High-performance presurgical differentiation of glioblastoma and metastasis by means of multiparametric neurite orientation dispersion and density imaging (NODDI) radiomics

Eur Radiol. 2024 Mar 15. doi: 10.1007/s00330-024-10686-8. Online ahead of print.

Abstract

Objectives: To evaluate the performance of multiparametric neurite orientation dispersion and density imaging (NODDI) radiomics in distinguishing between glioblastoma (Gb) and solitary brain metastasis (SBM).

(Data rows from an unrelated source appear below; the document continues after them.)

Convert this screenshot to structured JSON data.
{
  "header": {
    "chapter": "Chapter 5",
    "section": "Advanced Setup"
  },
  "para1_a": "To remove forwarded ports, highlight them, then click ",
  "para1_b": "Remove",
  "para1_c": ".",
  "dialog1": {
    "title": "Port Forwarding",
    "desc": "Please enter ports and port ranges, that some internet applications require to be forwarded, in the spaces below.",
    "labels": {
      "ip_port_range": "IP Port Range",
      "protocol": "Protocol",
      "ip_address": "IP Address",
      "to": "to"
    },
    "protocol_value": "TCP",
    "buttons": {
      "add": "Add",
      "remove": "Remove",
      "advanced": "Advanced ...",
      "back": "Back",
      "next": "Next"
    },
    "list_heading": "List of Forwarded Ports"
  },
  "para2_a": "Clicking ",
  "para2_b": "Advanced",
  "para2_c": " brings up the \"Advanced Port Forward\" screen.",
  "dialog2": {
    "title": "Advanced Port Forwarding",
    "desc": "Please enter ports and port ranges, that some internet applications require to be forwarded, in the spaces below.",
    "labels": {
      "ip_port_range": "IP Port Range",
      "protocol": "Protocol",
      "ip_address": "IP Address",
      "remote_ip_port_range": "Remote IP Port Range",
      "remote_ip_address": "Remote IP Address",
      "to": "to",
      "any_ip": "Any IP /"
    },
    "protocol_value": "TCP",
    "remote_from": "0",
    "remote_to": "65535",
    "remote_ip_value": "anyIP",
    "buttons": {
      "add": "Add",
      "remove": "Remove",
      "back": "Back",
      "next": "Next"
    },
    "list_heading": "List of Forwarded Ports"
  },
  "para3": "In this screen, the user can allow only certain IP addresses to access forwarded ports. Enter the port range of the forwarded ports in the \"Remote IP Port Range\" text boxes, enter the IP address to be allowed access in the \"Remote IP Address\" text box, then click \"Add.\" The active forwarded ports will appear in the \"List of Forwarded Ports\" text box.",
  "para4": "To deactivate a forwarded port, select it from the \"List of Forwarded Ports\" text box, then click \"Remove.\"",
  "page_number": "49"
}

Materials and methods: In this retrospective study, NODDI images were curated from 109 patients with Gb (n = 57) or SBM (n = 52). Automatically segmented multiple volumes of interest (VOIs) encompassed the main tumor regions, including necrosis, solid tumor, and peritumoral edema. Radiomics features were extracted for each main tumor region, using three NODDI parameter maps. Radiomics models were developed based on these three NODDI parameter maps and their amalgamation to differentiate between Gb and SBM. Additionally, radiomics models were constructed based on morphological magnetic resonance imaging (MRI) and diffusion imaging (diffusion-weighted imaging [DWI]; diffusion tensor imaging [DTI]) for performance comparison.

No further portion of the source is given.